Antes que nada muchas gracias por conpartie esta información ya que (por mi parte) me sera de mucha utilidad ya que estoy en un proyecto de la universidad que consta de un medidor de continuidad para cables de cientos de pines e infinidad de combinaciones y almenos ya tengo la interfaz del puerto paralelo, solo que me falta el soft, si tienes algun link sobre visual c que me pudieras ofrecer estaria muy bien (algo como visual C para dummies ya que no se nada de programacion en visual C) 

Saludos 
Desde Mexicali capital de Baja California (noroeste de Mexico)

donde hace un caloron termonuclear


----------



## Francisco Galarza (Mar 31, 2007)

Hola, mirá, en otra parte de la página alguien dejó este link de visual basic que dicen que es bueno, yo no lo vi.

http://www.elguille.información/vb/cursos_vb/basico/indice.htm

Buscando en google encontré este manual de visual c que tampoco conozco.

http://www.monografias.com/trabajos5/visualcurso/visualcurso.shtml

Si lo ves despues decime que tal es ya que se C++ y me gustaría usar algo mas visual.
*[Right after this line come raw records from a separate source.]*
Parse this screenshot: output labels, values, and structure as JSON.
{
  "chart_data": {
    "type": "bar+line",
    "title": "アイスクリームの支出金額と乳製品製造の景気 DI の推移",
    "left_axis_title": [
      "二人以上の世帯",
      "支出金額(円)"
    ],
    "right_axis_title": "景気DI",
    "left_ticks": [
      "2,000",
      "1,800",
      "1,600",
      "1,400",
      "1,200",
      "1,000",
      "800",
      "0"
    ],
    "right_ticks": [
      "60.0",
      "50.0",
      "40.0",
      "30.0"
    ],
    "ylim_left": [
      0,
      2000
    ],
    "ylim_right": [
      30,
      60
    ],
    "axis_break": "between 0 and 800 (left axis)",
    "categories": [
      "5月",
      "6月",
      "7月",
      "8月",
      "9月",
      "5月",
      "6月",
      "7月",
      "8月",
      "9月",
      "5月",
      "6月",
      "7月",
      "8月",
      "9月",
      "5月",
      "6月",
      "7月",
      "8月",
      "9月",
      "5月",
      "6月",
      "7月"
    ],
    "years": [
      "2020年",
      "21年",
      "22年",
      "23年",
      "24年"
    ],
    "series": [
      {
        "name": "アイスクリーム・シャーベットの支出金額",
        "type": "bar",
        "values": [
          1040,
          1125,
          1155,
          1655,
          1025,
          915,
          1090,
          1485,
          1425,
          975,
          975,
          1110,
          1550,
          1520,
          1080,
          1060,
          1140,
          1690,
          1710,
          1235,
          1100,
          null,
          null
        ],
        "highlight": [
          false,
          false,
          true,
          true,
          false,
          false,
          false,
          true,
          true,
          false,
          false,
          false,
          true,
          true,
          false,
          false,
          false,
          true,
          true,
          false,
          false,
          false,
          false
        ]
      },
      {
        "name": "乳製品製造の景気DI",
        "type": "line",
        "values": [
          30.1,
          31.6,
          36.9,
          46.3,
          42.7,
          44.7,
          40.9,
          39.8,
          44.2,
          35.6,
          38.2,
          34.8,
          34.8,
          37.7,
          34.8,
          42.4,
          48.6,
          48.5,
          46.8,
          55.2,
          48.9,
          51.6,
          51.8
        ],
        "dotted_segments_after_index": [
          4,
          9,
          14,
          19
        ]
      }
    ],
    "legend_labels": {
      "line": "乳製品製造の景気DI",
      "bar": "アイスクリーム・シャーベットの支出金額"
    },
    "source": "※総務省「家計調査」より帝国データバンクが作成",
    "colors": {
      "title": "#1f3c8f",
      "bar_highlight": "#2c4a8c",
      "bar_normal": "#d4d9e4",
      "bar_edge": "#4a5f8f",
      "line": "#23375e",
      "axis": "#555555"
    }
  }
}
Después voy a buscar si alguien publicó algo para combatir el calor termonuclear! jeje


----------



## jemz (Abr 3, 2007)

Muchas Gracias X la Info

la voy a revisar y despues te doy mi opinion al respecto de los 2 tutoriales


saludos


si encuentran alguna solucion (y sin pagar el recibo de la luz de CFE), los mexicalenses se los vamos a agradecer infinitamente. Por favor HELP (jejejejejejejejejejeje)


----------



## pinkplot (Mar 26, 2008)

Hey gracias por el circuito es de mucha ayuda, nomas me gustaria ver el  esquematico ya que no se si algunas pistas vayan juntas o como esta de antemano si lo puedes poner gracias


----------



## Francisco Galarza (Mar 31, 2008)

Perdón por la demora, pero no tengo el esquemático. Símplemente son líneas que pasan por los buffers 74LS244


----------



## ferfila20 (Abr 6, 2008)

tambien podrian utilizar el 74ls245 es la misma funcion del 244 pero la diferencia eske los pines en el 245 estan ordenados y en el 244 no los estan 

saludos


----------



## pinkplot (Abr 11, 2008)

hola.. solo una pregunta como deberia ser el funcionamiento correcto del circuito, y si el bloque es para conectar una fuente o una pila, y cual es el puerto  de salida y el de entrada de datos. ya esta armado el circuito asi que no nomas quiero saber si funciona correctamente. gracias de antemano


----------



## Francisco Galarza (Abr 11, 2008)

Hola. Podés alimentarlo con lo que quieras porque tiene un 7805 a la entrada que regula.
El puerto de entrada es el conector de impresora que tiene.
Los leds te muestran las líneas que están en nivel alto.


----------



## cet (Abr 16, 2008)

hola, peron por molestar pero alguno sabe como puedo controlar este puerto con codigo escrito en maple, si alguno lo sabe se les agraecere mucho su respuesta, gracias...


----------



## clockg (Mar 30, 2009)

hola, estaba leyendo el foro porque estaba interesado en adaptar un puerto usb a paralelo. compré un cable adaptador usb a paralelo pero el conector paralelo es del tipo H36 macho, lo que quiero saber es la configuraciòn de los pines de este conector para poder reemplazarlo por uno db25 hembra y usarlo con mi programador de pic. alguien puede ayudarme? que conexiones debo hacer para cambiar de un conector a otro? gracias de antemano


----------